Depuis son lit d’hôpital, il a largement contredit les premiers éléments parus dans la presse qui évoquent une collision accidentelle ou l’intervention d’un autre véhicule. « Ils disaient : “Yes, on a réussi à les renverser” […]. Ils ont fait exprès, c’était volontaire, j’ai tout entendu. Ils ont dit comme quoi ils avaient réussi leur coup et qu’il n’y avait pas de caméra autour. Ils étaient fous de joie », a décrit le blessé aux journalistes de France 3.

L’avocat des deux familles, MYassine Bouzrou, a déposé plainte pour « violences volontaires ayant entraîné la mort sans intention de la donner » et « violences volontaires aggravées ». Deux enquêtes ont été diligentées, la première pour « homicide » et « blessures involontaires », la seconde pour « refus d’obtempérer ».

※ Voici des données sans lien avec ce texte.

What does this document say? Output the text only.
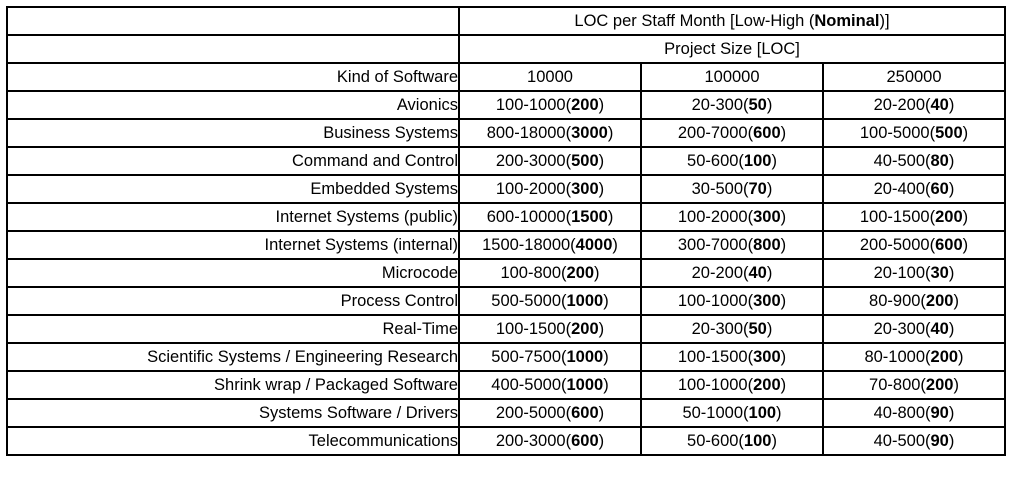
	LOC per Staff Month [Low-High (Nominal)]		
	Project Size [LOC]		
Kind of Software	10000	100000	250000
Avionics	100-1000(200)	20-300(50)	20-200(40)
Business Systems	800-18000(3000)	200-7000(600)	100-5000(500)
Command and Control	200-3000(500)	50-600(100)	40-500(80)
Embedded Systems	100-2000(300)	30-500(70)	20-400(60)
Internet Systems (public)	600-10000(1500)	100-2000(300)	100-1500(200)
Internet Systems (internal)	1500-18000(4000)	300-7000(800)	200-5000(600)
Microcode	100-800(200)	20-200(40)	20-100(30)
Process Control	500-5000(1000)	100-1000(300)	80-900(200)
Real-Time	100-1500(200)	20-300(50)	20-300(40)
Scientific Systems / Engineering Research	500-7500(1000)	100-1500(300)	80-1000(200)
Shrink wrap / Packaged Software	400-5000(1000)	100-1000(200)	70-800(200)
Systems Software / Drivers	200-5000(600)	50-1000(100)	40-800(90)
Telecommunications	200-3000(600)	50-600(100)	40-500(90)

Une semaine après sa mort, les proches de Wanys arborent des tee-shirts parfois réalisés à la va-vite. Sur certains d’entre eux, « Double V » – le surnom du jeune homme décédé – a remplacé le « Justice pour Wanys et Ibrahim ».

« C’étaient des gentils petits gars de quartier », soupire Samir, moniteur d’auto-école à La Courneuve, tentant de se faire entendre sous les slogans qui émaillent rapidement la marche. « On ne peut en dire que du bien », résume-t-il.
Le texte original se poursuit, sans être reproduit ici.